Le Conseil d’Etat a rendu un arrêt en date du 10 juillet 2012, donnant une application restrictive de l’exonération de TVA de l’article 261 B du CGI, aboutissant à valider un rappel de taxe sur des remboursements de frais facturés par Méderic Prévoyance à sa filiale assurance.
Les faits étaient les suivants. Dans le cadre d’une convention « 261 B », l’institution de prévoyance Méderic Prévoyance avait mis à la disposition de sa filiale Méderic Assurances les moyens humains et matériels nécessaires à son fonctionnement. La convention stipulait que la filiale assurance rembourserait à l’institution de prévoyance les frais effectivement supportés par celle-ci sans qu’il puisse en résulter pour cette dernière ni perte ni profit et, par ailleurs, que les frais engagés par l’institution de prévoyance ne pourraient excéder au cours d’un exercice 90% des chargements de gestion sur primes encaissés par sa filiale assurance.
Le service vérificateur a considéré que les prestations prévues par la convention ne pouvaient pas bénéficier de l’exonération prévue par l’article 261 B.
Le CE a validé cette analyse en jugeant que la convention de mise à disposition de moyens ne saurait constituer un groupement au sens des dispositions précitées, lesquelles impliquent un groupement réunissant nécessairement deux personnes physiques ou morales exonérées ou non assujetties qui en sont adhérentes et utilisent en commun des moyens humains et matériels.
Cette décision soulève de nombreuses questions.
En effet, d’un point de vue économique, il apparait qu’il y avait effectivement mise en commun de moyens entre ces deux sociétés. L’une engageait des frais qu’elle utilisait pour sa propre activité exonérée et en refacturait à l’autre une partie.

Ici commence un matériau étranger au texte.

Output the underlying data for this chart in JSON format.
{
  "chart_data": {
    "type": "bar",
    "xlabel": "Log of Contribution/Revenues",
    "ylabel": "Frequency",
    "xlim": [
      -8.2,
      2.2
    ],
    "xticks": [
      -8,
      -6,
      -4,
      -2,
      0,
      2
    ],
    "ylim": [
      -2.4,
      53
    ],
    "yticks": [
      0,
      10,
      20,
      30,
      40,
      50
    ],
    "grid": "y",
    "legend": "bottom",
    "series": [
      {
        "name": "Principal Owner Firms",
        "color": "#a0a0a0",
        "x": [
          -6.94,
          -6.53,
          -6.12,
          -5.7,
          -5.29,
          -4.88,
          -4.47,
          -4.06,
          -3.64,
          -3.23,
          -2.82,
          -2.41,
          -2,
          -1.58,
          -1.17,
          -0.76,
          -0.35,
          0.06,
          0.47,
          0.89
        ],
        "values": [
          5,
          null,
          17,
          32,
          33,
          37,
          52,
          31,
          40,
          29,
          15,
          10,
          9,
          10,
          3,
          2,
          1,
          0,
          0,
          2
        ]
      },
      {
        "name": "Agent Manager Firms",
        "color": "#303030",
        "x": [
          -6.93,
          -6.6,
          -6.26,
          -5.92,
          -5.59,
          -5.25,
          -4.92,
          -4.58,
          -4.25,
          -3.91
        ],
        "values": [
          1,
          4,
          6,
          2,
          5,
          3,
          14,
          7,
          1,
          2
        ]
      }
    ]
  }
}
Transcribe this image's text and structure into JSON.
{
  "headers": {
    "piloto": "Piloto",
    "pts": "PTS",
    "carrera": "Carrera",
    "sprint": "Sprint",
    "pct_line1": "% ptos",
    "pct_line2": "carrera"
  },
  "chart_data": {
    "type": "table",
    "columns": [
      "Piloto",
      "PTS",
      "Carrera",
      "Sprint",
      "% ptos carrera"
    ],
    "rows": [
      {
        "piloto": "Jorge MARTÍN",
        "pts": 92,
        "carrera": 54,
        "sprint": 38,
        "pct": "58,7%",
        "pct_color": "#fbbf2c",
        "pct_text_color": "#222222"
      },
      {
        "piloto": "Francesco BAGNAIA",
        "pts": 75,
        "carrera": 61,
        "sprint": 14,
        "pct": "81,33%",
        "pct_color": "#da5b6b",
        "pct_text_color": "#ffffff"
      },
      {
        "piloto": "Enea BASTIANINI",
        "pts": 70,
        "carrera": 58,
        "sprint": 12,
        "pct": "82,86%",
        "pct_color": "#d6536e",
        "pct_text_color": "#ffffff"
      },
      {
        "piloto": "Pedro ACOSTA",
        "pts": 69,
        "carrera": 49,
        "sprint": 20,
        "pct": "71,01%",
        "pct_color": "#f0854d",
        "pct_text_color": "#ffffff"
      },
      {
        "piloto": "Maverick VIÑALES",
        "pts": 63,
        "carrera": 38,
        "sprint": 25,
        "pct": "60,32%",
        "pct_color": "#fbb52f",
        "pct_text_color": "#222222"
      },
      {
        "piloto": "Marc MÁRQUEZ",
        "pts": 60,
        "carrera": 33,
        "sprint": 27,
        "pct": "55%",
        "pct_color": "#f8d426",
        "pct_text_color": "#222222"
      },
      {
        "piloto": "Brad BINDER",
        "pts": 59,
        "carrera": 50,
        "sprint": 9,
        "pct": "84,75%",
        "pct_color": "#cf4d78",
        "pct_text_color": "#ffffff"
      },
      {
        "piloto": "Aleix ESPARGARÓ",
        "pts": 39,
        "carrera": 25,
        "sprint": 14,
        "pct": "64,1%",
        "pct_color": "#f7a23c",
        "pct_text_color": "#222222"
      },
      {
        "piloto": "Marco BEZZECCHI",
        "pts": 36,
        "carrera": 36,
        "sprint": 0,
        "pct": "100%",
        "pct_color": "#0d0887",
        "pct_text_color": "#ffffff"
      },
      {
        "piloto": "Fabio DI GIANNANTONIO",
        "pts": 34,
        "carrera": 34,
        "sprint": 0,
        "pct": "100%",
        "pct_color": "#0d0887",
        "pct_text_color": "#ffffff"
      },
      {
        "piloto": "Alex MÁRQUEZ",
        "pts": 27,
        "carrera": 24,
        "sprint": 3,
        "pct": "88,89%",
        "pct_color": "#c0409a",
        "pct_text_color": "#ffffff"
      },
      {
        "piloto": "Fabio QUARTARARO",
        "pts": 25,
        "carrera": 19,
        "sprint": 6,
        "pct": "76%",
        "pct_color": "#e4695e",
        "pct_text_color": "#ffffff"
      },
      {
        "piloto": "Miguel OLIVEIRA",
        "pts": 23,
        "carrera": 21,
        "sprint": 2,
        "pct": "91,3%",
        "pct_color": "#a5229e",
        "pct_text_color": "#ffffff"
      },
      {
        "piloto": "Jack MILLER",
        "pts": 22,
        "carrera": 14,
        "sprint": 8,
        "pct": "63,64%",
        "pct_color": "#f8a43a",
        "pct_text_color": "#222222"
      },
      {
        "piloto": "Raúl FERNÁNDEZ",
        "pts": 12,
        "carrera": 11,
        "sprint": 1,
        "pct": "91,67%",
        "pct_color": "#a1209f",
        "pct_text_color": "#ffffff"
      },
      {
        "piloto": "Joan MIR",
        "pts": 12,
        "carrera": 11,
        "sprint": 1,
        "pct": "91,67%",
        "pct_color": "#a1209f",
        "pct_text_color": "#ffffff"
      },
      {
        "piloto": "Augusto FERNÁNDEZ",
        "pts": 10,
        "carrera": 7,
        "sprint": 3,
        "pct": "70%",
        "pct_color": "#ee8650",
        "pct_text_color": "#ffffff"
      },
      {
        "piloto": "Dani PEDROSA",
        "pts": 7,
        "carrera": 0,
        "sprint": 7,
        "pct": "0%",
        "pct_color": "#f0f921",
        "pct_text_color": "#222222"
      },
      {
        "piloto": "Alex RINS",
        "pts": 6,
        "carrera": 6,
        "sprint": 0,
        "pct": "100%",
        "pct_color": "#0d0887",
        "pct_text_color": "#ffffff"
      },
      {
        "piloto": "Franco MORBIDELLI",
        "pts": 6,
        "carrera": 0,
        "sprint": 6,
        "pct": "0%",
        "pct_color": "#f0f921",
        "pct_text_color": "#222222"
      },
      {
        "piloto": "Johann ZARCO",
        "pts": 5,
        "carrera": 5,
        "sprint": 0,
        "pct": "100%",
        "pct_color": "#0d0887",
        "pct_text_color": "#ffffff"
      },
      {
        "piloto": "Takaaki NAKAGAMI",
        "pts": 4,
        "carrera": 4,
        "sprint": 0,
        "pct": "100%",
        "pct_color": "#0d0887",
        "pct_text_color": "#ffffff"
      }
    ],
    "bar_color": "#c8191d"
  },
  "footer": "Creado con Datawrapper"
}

Nous comprenons cependant que cette mise en commun économique n’est pas suffisante et qu’un groupement de fait doit présenter des qualités supplémentaires.
La difficulté vient du fait qu’un groupement de fait n’est pas une société et n’existe que dans le cadre des dispositions de l’article 261 B du CGI. Quelles sont donc ces qualités supplémentaires ?
Cette question est d’autant plus délicate que l’administration fiscale a eu, à plusieurs reprises, recours à cette exonération dans des circonstances similaires au cas jugé par le Conseil d’Etat. On aura notamment à l’esprit la doctrine « restructuration » ou mise à disposition dans le cadre d’une « obligation légale ».
Au final, face à ce constat, la question est double :
- faut-il faire évoluer les groupements de fait « prestataire-client » vers une formule plus élaborée dont le cahier des charges demeure à préciser ?
- est-il encore possible d’obtenir des décisions nominatives confirmant la bonne application des dispositions d’exonération lorsqu’il s’agit d’un groupement de fait « prestataire-client » ?
Jusqu’à présent, l’administration, qui refusait la mise en place d’un groupe TVA, retenait une interprétation large des dispositions de l’article 261 B du CGI afin d’arriver à un résultat économiquement proche.
Face à des concurrents européens qui disposent dans leur pays d’un groupe de TVA, cette souplesse nous semble indispensable. Au cas particulier, si les parties avaient pu former un groupe de TVA, la question de la taxation des flux de service ne se serait pas posée.
De manière générale, on comprend dès lors mal l’opportunité de ce contentieux et la portée de cette décision.